The Stretch Run for the Lumber Kings

It has been almost three years since the Central Canada Hockey League crowned a champion. The league is on track to award the Art Bogart Cup sometime in May, but getting to the finish line hasn’t been easy for the CCHL’s 12 teams, including the Pembroke Lumber Kings who have faced plenty of adversity as they try to get ready for a post-season push.

The 2021-22 season has been a rollercoaster ride for the Kings who spent much of the first half of their schedule at or near the top of the overall league standings, but just before the Christmas break, COVID-19 cases soared in the province of Ontario forcing the league into an extended two month shutdown.  That break was costly for the Kings who lost the league’s leading scorer, Brady Egan, who was forced into moving to the United States to protect his eligibility for a college scholarship.

The move stung the Kings but paid off for Egan who landed a scholarship at Clarkson University where he will study Business while playing for a Division One school next season.  When Egan left the Kings to join the Bismarck Bobcats of the North American Hockey League he had 43 points, making it impossible to replace his scoring. Instead, head coach and general manager Alex Armstrong focused on shoring up the team’s back end by acquiring one of the top defenceman in the league, Bruce Coltart, from the Smiths Falls Bears.  The move signaled the Kings were going to have to change their focus  to protecting their own end if they want to have a long run in the playoffs.

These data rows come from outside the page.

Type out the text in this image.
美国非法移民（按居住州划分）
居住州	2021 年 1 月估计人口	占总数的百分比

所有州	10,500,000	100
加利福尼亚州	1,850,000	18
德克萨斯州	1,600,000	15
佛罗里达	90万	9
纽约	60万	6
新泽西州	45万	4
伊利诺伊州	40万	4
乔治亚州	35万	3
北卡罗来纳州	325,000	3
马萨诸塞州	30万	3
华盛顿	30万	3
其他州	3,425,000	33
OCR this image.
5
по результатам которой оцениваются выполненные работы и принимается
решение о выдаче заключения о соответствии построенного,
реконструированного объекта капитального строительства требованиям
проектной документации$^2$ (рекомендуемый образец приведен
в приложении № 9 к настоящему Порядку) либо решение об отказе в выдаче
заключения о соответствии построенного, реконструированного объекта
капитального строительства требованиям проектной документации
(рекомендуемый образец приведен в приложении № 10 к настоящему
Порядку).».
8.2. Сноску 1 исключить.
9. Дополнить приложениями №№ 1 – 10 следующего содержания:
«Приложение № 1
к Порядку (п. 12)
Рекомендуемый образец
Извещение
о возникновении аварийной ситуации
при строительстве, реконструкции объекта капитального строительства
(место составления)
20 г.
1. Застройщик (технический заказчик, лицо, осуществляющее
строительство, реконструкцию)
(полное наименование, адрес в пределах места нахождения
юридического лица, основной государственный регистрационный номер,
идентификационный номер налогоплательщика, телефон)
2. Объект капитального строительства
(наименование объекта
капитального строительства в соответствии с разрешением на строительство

The loss of Egan wasn’t the only hit for the Kings offence.  They also lost Gabe Malek to a season ending injury.  He had 22 points in 27 games for the Kings before he was lost to the club, and then when the team returned from a 53 day break in game action, the injuries piled up.  Top players like Jack Stockfish and Jesse Kirkby missed several games and role players like Alex Urbisci and Zac Correia suffered injuries that put them on the shelf for extended periods. Now, as the team heads down the stretch of its regular season schedule, the club is hoping to get healthy.

Arguably the best Lumber King since the schedule resumed has been goaltender Reece Proulx who has been stellar.  He has carried the bulk of the work since the Kings traded Dalton McBride to the Bears in the trade for Coltart and he has answered the bell.  Proulx has recorded a pair of shutouts and has had a stingy goals against average since the Kings resumed play in early February.

Throughout the season, the Lumber Kings have continued to breakthrough the top 20 listing of the top Junior A teams in the country, but they have been a club that has had good and bad streaks.  At one point they lost five games in a row, before turning it around and winning six of seven games.

When injuries pile up a club can drop quickly in the standings if they lose a few games because the schedule is so crowded.  On several occasions, the Kings have been short the normal 18 skaters in their line-up because players have been hurt, ill or suspended and there have been call ups from the club’s Junior B Whitewater Kings.  That’s created chemistry challenges, especially when the club has often played up to 5 games in 7 days, allowing for very little practice time. It’s the same story for all of the teams, but some like Pembroke, have been bitten by injuries more than other clubs.

It will be a race to the finish line with the league regular season schedule closing early in April.  Then it’s off to the playoffs with three best of seven rounds scheduled for the top 8 teams who qualify for the post-season.  It’s been a while since the Kings have experienced playoff hockey, but you know the players will be pumped to have the opportunity to play for a championship.

The clock is now ticking.  The Kings have only a few weeks to get ready for post-season action. It should be fun to watch how this team prepares and performs in the playoffs.  The talent is there to have a long run.  As always, it will come down to the execution, discipline and desire to win. That’s how championships are won.